Buvez du Muscat italien chers amis, c’est exquis.

Tu en veux encore ? Moi ouiiii !

Je chope Umberto par le coude, et lui explique que, c’est bon, je suis convaincue par les vins de Sicile. Mais ce que je souhaite vraiment, c’est tester des vins plus rustiques, comme ceux des Pouilles, et voir si l’on peut retrouver finesse et équilibre sur ces terroirs premiers.

Eh eh… Umberto aime le challenge, et m’emmène (adieu attroupement…)  goûter en privé trois vins des Pouilles. Il décide de me faire goûter  un vin traditionnel et « rustique  comme vous dites ma petite dame » (clin d’œil d’Umberto), puis un vin moderne (comprenez adapté au marché de l’export), et enfin un vin délicat, « dont vous me direz des nouvelles ma petite dame » (re-clin d’œil d’Umberto). Ces Italiens ne peuvent pas s’empêcher de vous draguer. C’est dingue quand même non ? Mais bon, j’avoue j’aime bien ça… le vin italien…

Bref, revenons à nos Pouilles.
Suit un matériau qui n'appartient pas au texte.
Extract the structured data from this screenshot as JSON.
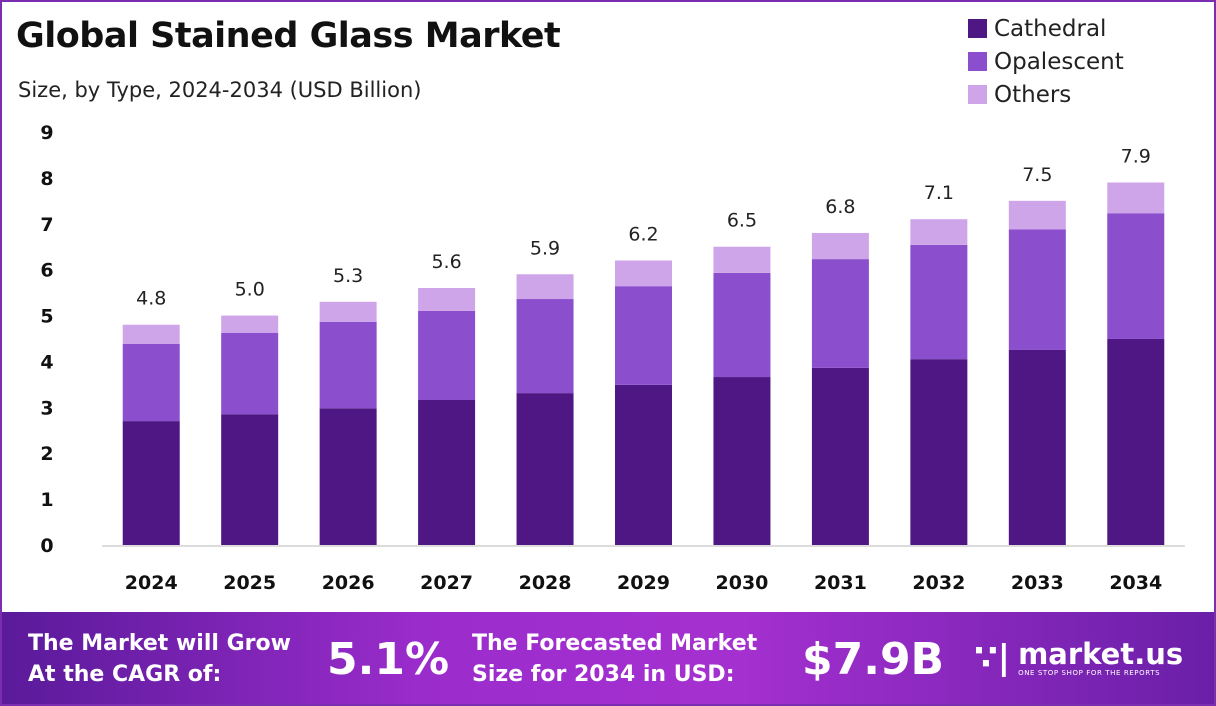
{
  "colors": {
    "Cathedral": "#4f1783",
    "Opalescent": "#8b4fce",
    "Others": "#cfa5ea"
  },
  "chart_data": {
    "type": "bar",
    "stacked": true,
    "title": "Global Stained Glass Market",
    "subtitle": "Size, by Type, 2024-2034 (USD Billion)",
    "xlabel": "",
    "ylabel": "",
    "ylim": [
      0,
      9
    ],
    "yticks": [
      "0",
      "1",
      "2",
      "3",
      "4",
      "5",
      "6",
      "7",
      "8",
      "9"
    ],
    "grid": false,
    "legend": "top-right",
    "categories": [
      "2024",
      "2025",
      "2026",
      "2027",
      "2028",
      "2029",
      "2030",
      "2031",
      "2032",
      "2033",
      "2034"
    ],
    "series": [
      {
        "name": "Cathedral",
        "values": [
          2.7,
          2.85,
          2.98,
          3.16,
          3.31,
          3.49,
          3.66,
          3.86,
          4.05,
          4.25,
          4.49
        ]
      },
      {
        "name": "Opalescent",
        "values": [
          1.68,
          1.77,
          1.88,
          1.94,
          2.05,
          2.15,
          2.27,
          2.37,
          2.49,
          2.63,
          2.74
        ]
      },
      {
        "name": "Others",
        "values": [
          0.42,
          0.38,
          0.44,
          0.5,
          0.54,
          0.56,
          0.57,
          0.57,
          0.56,
          0.62,
          0.67
        ]
      }
    ],
    "totals": [
      "4.8",
      "5.0",
      "5.3",
      "5.6",
      "5.9",
      "6.2",
      "6.5",
      "6.8",
      "7.1",
      "7.5",
      "7.9"
    ]
  },
  "footer": {
    "cagr_label_1": "The Market will Grow",
    "cagr_label_2": "At the CAGR of:",
    "cagr_value": "5.1%",
    "forecast_label_1": "The Forecasted Market",
    "forecast_label_2": "Size for 2034 in USD:",
    "forecast_value": "$7.9B",
    "logo_name": "market.us",
    "logo_tagline": "ONE STOP SHOP FOR THE REPORTS"
  }
}
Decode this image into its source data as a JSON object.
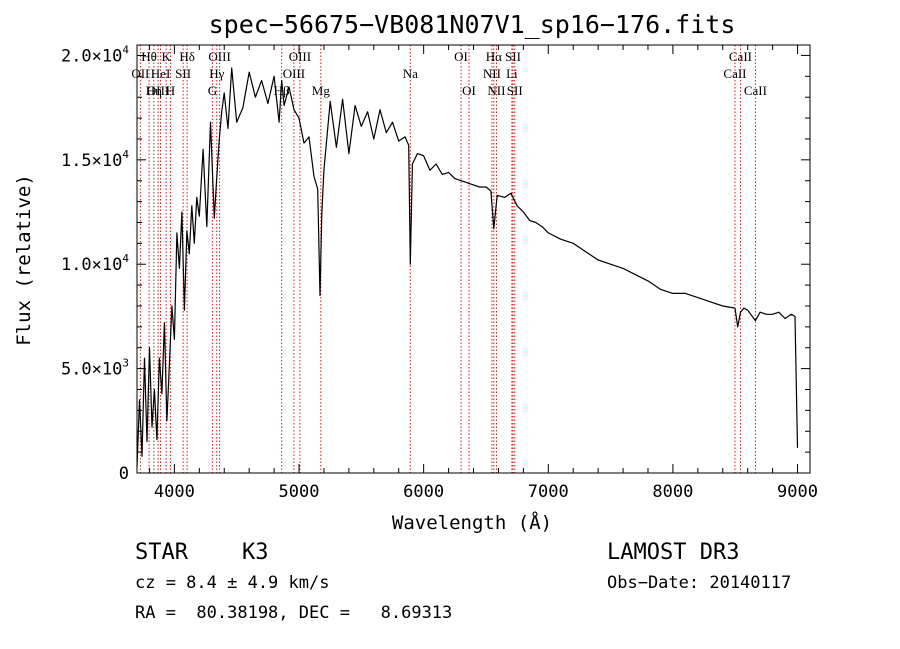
{
  "chart_data": {
    "type": "line",
    "title": "spec−56675−VB081N07V1_sp16−176.fits",
    "xlabel": "Wavelength (Å)",
    "ylabel": "Flux (relative)",
    "xlim": [
      3700,
      9100
    ],
    "ylim": [
      0,
      20500
    ],
    "x_ticks": [
      4000,
      5000,
      6000,
      7000,
      8000,
      9000
    ],
    "y_ticks": [
      {
        "value": 0,
        "label": "0",
        "exp": ""
      },
      {
        "value": 5000,
        "label": "5.0×10",
        "exp": "3"
      },
      {
        "value": 10000,
        "label": "1.0×10",
        "exp": "4"
      },
      {
        "value": 15000,
        "label": "1.5×10",
        "exp": "4"
      },
      {
        "value": 20000,
        "label": "2.0×10",
        "exp": "4"
      }
    ],
    "series": [
      {
        "name": "spectrum",
        "x": [
          3700,
          3720,
          3740,
          3760,
          3780,
          3800,
          3820,
          3840,
          3860,
          3880,
          3900,
          3920,
          3940,
          3960,
          3980,
          4000,
          4020,
          4040,
          4060,
          4080,
          4100,
          4120,
          4140,
          4160,
          4180,
          4200,
          4230,
          4260,
          4290,
          4320,
          4340,
          4360,
          4380,
          4400,
          4430,
          4460,
          4500,
          4550,
          4600,
          4650,
          4700,
          4750,
          4800,
          4840,
          4861,
          4880,
          4920,
          4960,
          5000,
          5040,
          5080,
          5120,
          5150,
          5168,
          5183,
          5200,
          5250,
          5300,
          5350,
          5400,
          5450,
          5500,
          5550,
          5600,
          5650,
          5700,
          5750,
          5800,
          5850,
          5880,
          5893,
          5910,
          5950,
          6000,
          6050,
          6100,
          6150,
          6200,
          6250,
          6300,
          6350,
          6400,
          6450,
          6500,
          6540,
          6563,
          6590,
          6650,
          6700,
          6750,
          6800,
          6850,
          6900,
          6950,
          7000,
          7100,
          7200,
          7300,
          7400,
          7500,
          7600,
          7700,
          7800,
          7900,
          8000,
          8100,
          8200,
          8300,
          8400,
          8498,
          8520,
          8542,
          8570,
          8600,
          8662,
          8700,
          8750,
          8800,
          8850,
          8900,
          8950,
          8980,
          9000
        ],
        "y": [
          300,
          3500,
          800,
          5500,
          1500,
          6000,
          2200,
          4000,
          1600,
          5500,
          3800,
          7200,
          2500,
          5200,
          8000,
          6400,
          11500,
          9800,
          12500,
          7800,
          11600,
          10500,
          12800,
          11000,
          13200,
          12300,
          15500,
          11800,
          16800,
          12200,
          14200,
          16000,
          17300,
          18200,
          16500,
          19400,
          16800,
          17500,
          19200,
          18000,
          18800,
          17700,
          19000,
          16800,
          18800,
          17600,
          18500,
          17400,
          17000,
          15800,
          16100,
          14200,
          13600,
          8500,
          12400,
          14500,
          17800,
          15600,
          17900,
          15300,
          17600,
          16600,
          17300,
          16000,
          17400,
          16300,
          16800,
          15900,
          16100,
          15700,
          10000,
          14800,
          15300,
          15200,
          14500,
          14800,
          14300,
          14400,
          14100,
          14000,
          13900,
          13800,
          13700,
          13700,
          13500,
          11700,
          13300,
          13200,
          13400,
          12800,
          12500,
          12100,
          12000,
          11800,
          11500,
          11200,
          11000,
          10600,
          10200,
          10000,
          9800,
          9500,
          9200,
          8800,
          8600,
          8600,
          8400,
          8200,
          8000,
          7900,
          7000,
          7700,
          7900,
          7800,
          7300,
          7700,
          7600,
          7600,
          7700,
          7400,
          7600,
          7500,
          1200
        ]
      }
    ],
    "spectral_lines": [
      {
        "name": "OII",
        "wavelength": 3727,
        "row": 2
      },
      {
        "name": "Hθ",
        "wavelength": 3797,
        "row": 1
      },
      {
        "name": "OIII",
        "wavelength": 3869,
        "row": 3
      },
      {
        "name": "HeI",
        "wavelength": 3889,
        "row": 2
      },
      {
        "name": "Hη",
        "wavelength": 3835,
        "row": 3
      },
      {
        "name": "K",
        "wavelength": 3934,
        "row": 1
      },
      {
        "name": "SII",
        "wavelength": 4070,
        "row": 2
      },
      {
        "name": "H",
        "wavelength": 3968,
        "row": 3
      },
      {
        "name": "Hδ",
        "wavelength": 4102,
        "row": 1
      },
      {
        "name": "OIII",
        "wavelength": 4363,
        "row": 1
      },
      {
        "name": "Hγ",
        "wavelength": 4340,
        "row": 2
      },
      {
        "name": "G",
        "wavelength": 4305,
        "row": 3
      },
      {
        "name": "OIII",
        "wavelength": 5007,
        "row": 1
      },
      {
        "name": "OIII",
        "wavelength": 4959,
        "row": 2
      },
      {
        "name": "Hβ",
        "wavelength": 4861,
        "row": 3
      },
      {
        "name": "Mg",
        "wavelength": 5175,
        "row": 3
      },
      {
        "name": "Na",
        "wavelength": 5893,
        "row": 2
      },
      {
        "name": "OI",
        "wavelength": 6300,
        "row": 1
      },
      {
        "name": "OI",
        "wavelength": 6364,
        "row": 3
      },
      {
        "name": "Hα",
        "wavelength": 6563,
        "row": 1
      },
      {
        "name": "NII",
        "wavelength": 6548,
        "row": 2
      },
      {
        "name": "NII",
        "wavelength": 6584,
        "row": 3
      },
      {
        "name": "SII",
        "wavelength": 6717,
        "row": 1
      },
      {
        "name": "Li",
        "wavelength": 6708,
        "row": 2
      },
      {
        "name": "SII",
        "wavelength": 6731,
        "row": 3
      },
      {
        "name": "CaII",
        "wavelength": 8542,
        "row": 1
      },
      {
        "name": "CaII",
        "wavelength": 8498,
        "row": 2
      },
      {
        "name": "CaII",
        "wavelength": 8662,
        "row": 3
      }
    ]
  },
  "info": {
    "object_class": "STAR",
    "subclass": "K3",
    "survey": "LAMOST DR3",
    "redshift": "cz = 8.4 ± 4.9 km/s",
    "obs_date": "Obs−Date: 20140117",
    "coords": "RA =  80.38198, DEC =   8.69313"
  }
}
N°1, le traditionnel : un Cantalupi Conti Zecca Salice Salentino Rosso Riserva 2006 issu d’un assemblage des cépages Negroamaro et Malvasia Nera. Il me renvoie des saveurs de terre, qui ne sont pas sans me déplaire. Puis, le « moderne », un Selvarossa Salice Salentino Rosso Riserva 2006, qui porte effectivement fortement sur les arômes de fruit, et, disons le sans complexe, est  typé « nouveau monde ». Le cépage « traditionnel » Negroamaro a bien évolué ! Umberto en profite pour me rappeler avec un divin accent qu’en Italie, le cépage est au service de la terre. J’ajoute qu’en l’occurrence, le dernier vin goûté démontre que le cépage peut aussi être au service des techniques œnologiques. C’est vrai, me répond-il, mais tout le monde gagne à ce que des vins soient adaptés aux goûts du consommateur. Il a tellement raison !

Enfin, le dernier vin des Pouilles, celui dont je dois vous donner des nouvelles, s’appelle Vigna Pedale Castel Del Monte Rosso Riserva 2006, du cépage Nero di Troia. Bingo ! Voilà un italien qui a su me prendre dans ses filets. Ce vin est tout ce que j’aime, merci Umberto. Très fin, ses tanins sont puissants mais vont se fondre avec l’âge. Soyez assurés que celui-ci fournira ma cave sous peu.

Umberto prend congé, me laissant le palais en émoi.

Et pour finir sur une note de plaisir, je vous recommande un dernier vin, que j’ai dégoté avant de quitter cette enclave Italienne à Paris. Le vin de Calabre Duca Sanfelice Ciro Rosso Riserva 2007 me semble être une belle conclusion. Il cristallise à lui seul ce que je recherchais en Italie méridionale : une couleur rubis délicate, complètement différente des tons sombres et opaques des vins traditionnellement dits « du sud ». C’est un vin fruité et délicat, délectable vin de soif, dont on peut finir la bouteille avec son amoureux ou sa meilleure amie sans mourir d’une migraine le lendemain. Un vin abordable, issu du cépage Gaglioppo, et élevé sur les hauteurs Calabraises, ce qui explique probablement sa finesse, sa rondeur, et son taux d’alcool moins élevé.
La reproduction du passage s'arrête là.